Abroad, El Fiqi pointed out, the increase rate is calculated according to the market's rate of inflation, but that here in Egypt "we cannot apply such a mechanism as an individual's monthly or annual income cannot meet such a rate.
"Therefore," he said, "we decided on a special increase rate every year, then take an average of the total amount of money paid including the increase for the eight semesters a student spends at the university. That is what he or she pays in the two middle years." By the end of the last year, he added, the student will find himself paying a lesser amount than what he paid during his first year at AUC.
The nine percent tuition increase is not the highest tuition increase in AUC, El-Fiqi said. In 2008, when the university moved to the New Cairo campus, tuition increased from 10 per cent to 12 per cent.
Would that mean future debates on tuition could lead to another increase, perhaps next year? "No way," El-Fiqi replied. "This year was exceptional." He asserted that the university was keen on seeing that every student has a better education and that AUC never "dispenses with its students".
El-Fiqi said that financial aid is always an option provided by the university to its students who are unable to pay full fees.
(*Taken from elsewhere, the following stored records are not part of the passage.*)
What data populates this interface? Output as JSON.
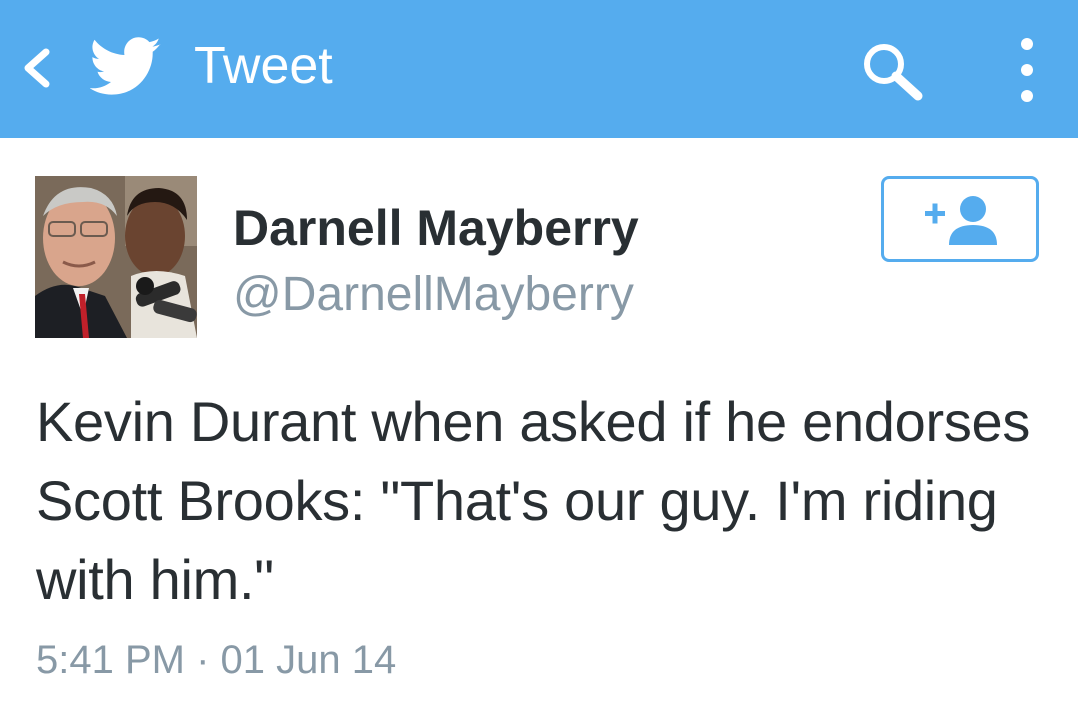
{
  "appbar": {
    "title": "Tweet",
    "background_color": "#55acee",
    "icons": {
      "back": "back-arrow-icon",
      "brand": "twitter-bird-icon",
      "search": "search-icon",
      "overflow": "overflow-menu-icon"
    }
  },
  "tweet": {
    "author": {
      "name": "Darnell Mayberry",
      "handle": "@DarnellMayberry",
      "avatar": "avatar-photo"
    },
    "follow_button": {
      "icon": "add-user-icon",
      "color": "#55acee"
    },
    "text": "Kevin Durant when asked if he endorses Scott Brooks: \"That's our guy. I'm riding with him.\"",
    "time": "5:41 PM",
    "separator": "·",
    "date": "01 Jun 14"
  }
}
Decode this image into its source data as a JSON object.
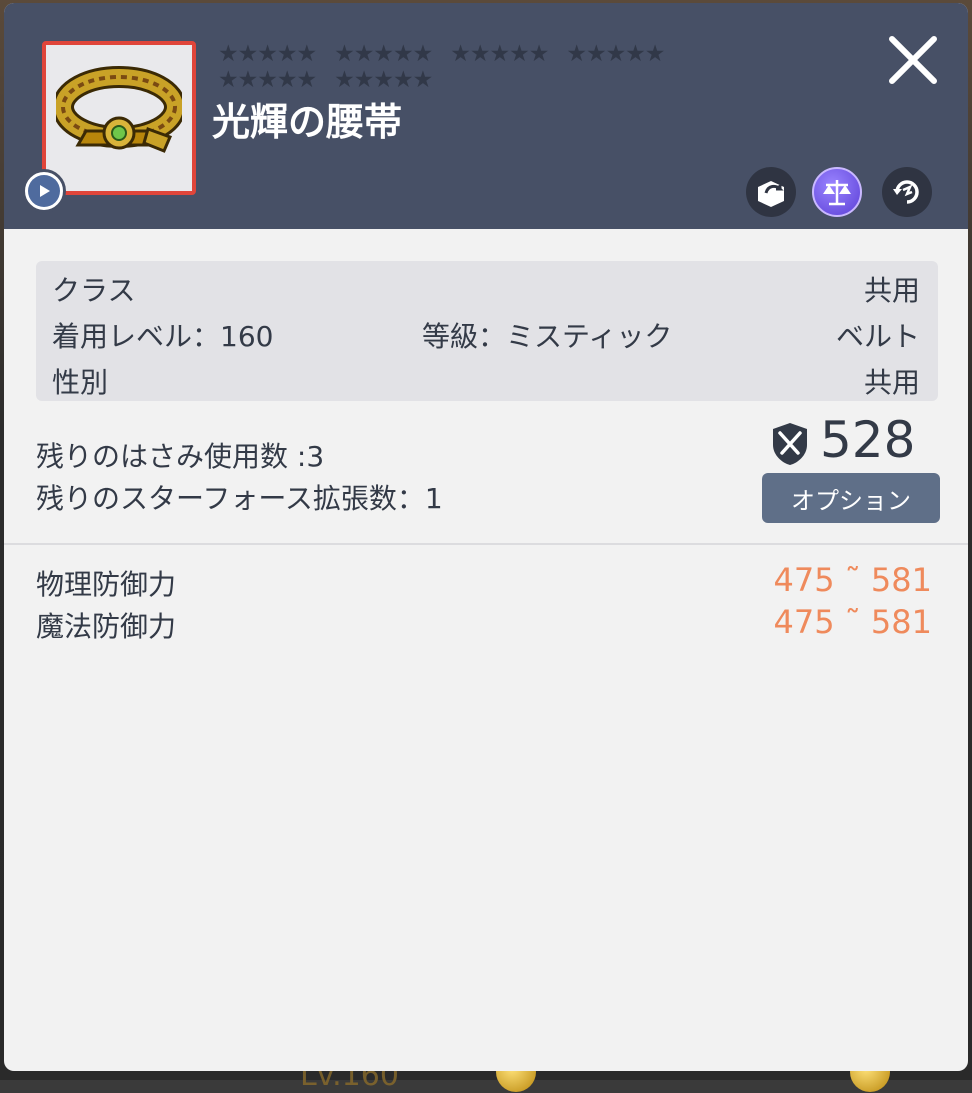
{
  "item": {
    "name": "光輝の腰帯",
    "star_slots": [
      "★★★★★",
      "★★★★★",
      "★★★★★",
      "★★★★★",
      "★★★★★",
      "★★★★★"
    ]
  },
  "header_icons": [
    "transfer-icon",
    "scale-icon",
    "reset-icon"
  ],
  "info": {
    "class_label": "クラス",
    "class_value": "共用",
    "level_label": "着用レベル：160",
    "grade_label": "等級：ミスティック",
    "type_value": "ベルト",
    "gender_label": "性別",
    "gender_value": "共用"
  },
  "remaining": {
    "scissors": "残りのはさみ使用数 :3",
    "starforce": "残りのスターフォース拡張数：1"
  },
  "attack_power": "528",
  "option_button": "オプション",
  "stats": [
    {
      "label": "物理防御力",
      "value": "475 ˜ 581"
    },
    {
      "label": "魔法防御力",
      "value": "475 ˜ 581"
    }
  ],
  "background_text": "Lv.160",
  "colors": {
    "header_bg": "#475066",
    "body_bg": "#f2f2f2",
    "stat_value": "#ef8a5c",
    "frame_border": "#e0453a",
    "button_bg": "#5f6f88"
  }
}
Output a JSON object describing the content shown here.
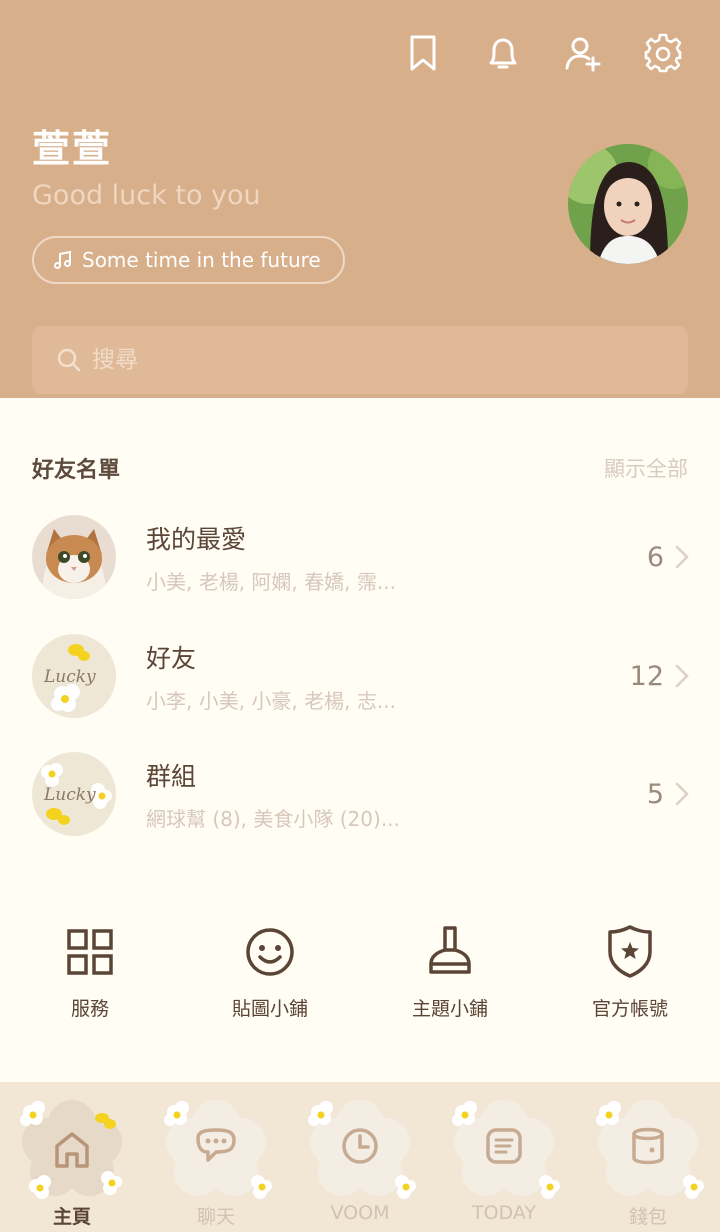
{
  "header": {
    "profile_name": "萱萱",
    "status_message": "Good luck to you",
    "music": "Some time in the future",
    "icons": [
      "bookmark-icon",
      "bell-icon",
      "add-friend-icon",
      "gear-icon"
    ]
  },
  "search": {
    "placeholder": "搜尋"
  },
  "friends_section": {
    "title": "好友名單",
    "show_all": "顯示全部",
    "rows": [
      {
        "title": "我的最愛",
        "subtitle": "小美, 老楊, 阿嫻, 春嬌, 霈...",
        "count": "6"
      },
      {
        "title": "好友",
        "subtitle": "小李, 小美, 小豪, 老楊, 志...",
        "count": "12"
      },
      {
        "title": "群組",
        "subtitle": "網球幫 (8), 美食小隊 (20)...",
        "count": "5"
      }
    ]
  },
  "services": [
    {
      "label": "服務",
      "icon": "grid-icon"
    },
    {
      "label": "貼圖小鋪",
      "icon": "smiley-icon"
    },
    {
      "label": "主題小鋪",
      "icon": "brush-icon"
    },
    {
      "label": "官方帳號",
      "icon": "shield-star-icon"
    }
  ],
  "bottom_nav": [
    {
      "label": "主頁",
      "icon": "home-icon",
      "active": true
    },
    {
      "label": "聊天",
      "icon": "chat-icon",
      "active": false
    },
    {
      "label": "VOOM",
      "icon": "clock-icon",
      "active": false
    },
    {
      "label": "TODAY",
      "icon": "news-icon",
      "active": false
    },
    {
      "label": "錢包",
      "icon": "wallet-icon",
      "active": false
    }
  ],
  "colors": {
    "header_bg": "#d8af8b",
    "body_bg": "#fffdf4",
    "nav_bg": "#f2e6d5",
    "text_dark": "#5b4536",
    "text_muted": "#d8c8bc"
  }
}
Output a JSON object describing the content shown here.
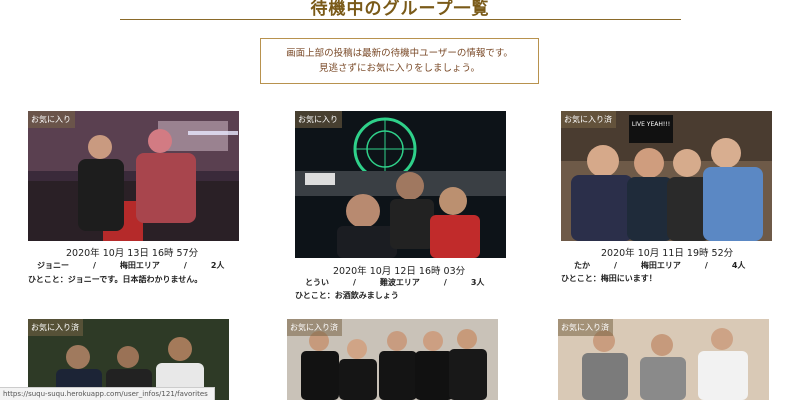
{
  "header": {
    "title": "待機中のグループ一覧"
  },
  "notice": {
    "line1": "画面上部の投稿は最新の待機中ユーザーの情報です。",
    "line2": "見逃さずにお気に入りをしましょう。"
  },
  "cards": [
    {
      "favorite_label": "お気に入り",
      "date": "2020年 10月 13日 16時 57分",
      "info": "ジョニー　　　/　　　梅田エリア　　　/　　　2人",
      "comment": "ひとこと：ジョニーです。日本語わかりません。"
    },
    {
      "favorite_label": "お気に入り",
      "date": "2020年 10月 12日 16時 03分",
      "info": "とうい　　　/　　　難波エリア　　　/　　　3人",
      "comment": "ひとこと：お酒飲みましょう"
    },
    {
      "favorite_label": "お気に入り済",
      "date": "2020年 10月 11日 19時 52分",
      "info": "たか　　　/　　　梅田エリア　　　/　　　4人",
      "comment": "ひとこと：梅田にいます！"
    },
    {
      "favorite_label": "お気に入り済"
    },
    {
      "favorite_label": "お気に入り済"
    },
    {
      "favorite_label": "お気に入り済"
    }
  ],
  "status_bar": {
    "url": "https://suqu-suqu.herokuapp.com/user_infos/121/favorites"
  },
  "photo_texts": {
    "sign_text": "LIVE YEAH!!!"
  },
  "colors": {
    "accent_brown": "#7a5a18",
    "badge_bg": "rgba(120,100,70,0.55)"
  }
}
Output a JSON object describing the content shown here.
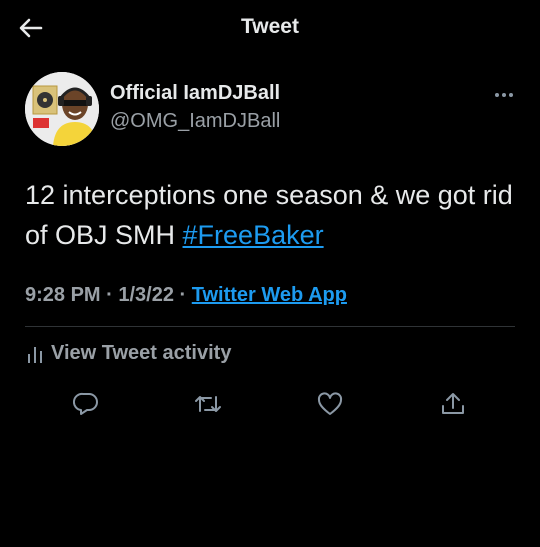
{
  "header": {
    "title": "Tweet",
    "back_icon": "arrow-left-icon"
  },
  "author": {
    "display_name": "Official IamDJBall",
    "handle": "@OMG_IamDJBall",
    "avatar_icon": "avatar"
  },
  "tweet": {
    "text": "12 interceptions one season & we got rid of OBJ SMH ",
    "hashtag": "#FreeBaker",
    "time": "9:28 PM",
    "separator": " · ",
    "date": "1/3/22",
    "source": "Twitter Web App"
  },
  "activity": {
    "label": "View Tweet activity",
    "icon": "bar-chart-icon"
  },
  "actions": [
    {
      "name": "reply-icon"
    },
    {
      "name": "retweet-icon"
    },
    {
      "name": "like-icon"
    },
    {
      "name": "share-icon"
    }
  ],
  "colors": {
    "background": "#000000",
    "text": "#e7e9ea",
    "secondary": "#9aa0a6",
    "link": "#1d9bf0",
    "divider": "#2f3336"
  }
}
Reconciliation for those who already have financial aid is also another option if they have financial problems. This year, he said, several students whose parents work in business and tourism have had their fees re-evaluated after their businesses were hit by the country's revolution.
Demonstrator Ashraf said that, "even though we did not succeeded to immediately decrease or cancel the nine per cent tuition increase, we got several educational and other monetary gains."
The administration agreed to increase the number of student representatives in decision-making bodies on campus. For example, he said, the number of student representatives in the university senate might increase to seven from two pending the approval of the Board of Trustees. El-Fiqi said that he was "pretty sure" that student representatives in the senate will rise to three next year, but that for the number to increase to seven would depend on the decision taken by the Board of Trustees according to their own rules. "So I hope so," he said.
El-Fiqi said the students' demands were divided into long- and short-term goals to be implemented starting this week.
For example, car parking fees within the AUC campus were reduced to half for the time being and negotiations are being conducted to possibly make it for free. Students can now park their cars for LE5 instead of LE10.
A compromise was also reached concerning the buses. AUC does not have a fleet of its own and the university agreed not to renew the contracts of the transportation service whose contract ends in November. The same thing will be applied to the food and beverage service that supervises the university food outlets on campus. The complaint was that the service had monopolised food prices that were exceptionally high, 40 per cent higher than the usual market cost.
Seoudi Supermarket will open soon for dorm students instead of Quick 24 which closed in August. At the same time, Ashraf asserted, the university promised to provide shuttle busses free of charge to take students from the dorm to the nearby city of Al-Rehab.
On the educational level, he said, students will for the first time be able to see their professor's evaluations submitted by students every semester. This, Ashraf said, will enable the university to drop teachers deemed unqualified. The problem of some classes being closed by professors on the first day of registration, too early according to the complaint, will be reviewed.
El-Fiqi was asked about a swirling campus rumour alleging that Anderson had created a new department for sustainable development in AUC and had made her husband as its head, going against AUC rules which prohibit first degree relatives from being appointed.
"Truly I don't know anything about such a department," El-Fiqi said, adding that "if so, it for sure has gone through legal procedures." He explained that people who are "efficient" and whose relatives are AUC staff members can be appointed at the university provided they get the approval of a higher position or the head of the section.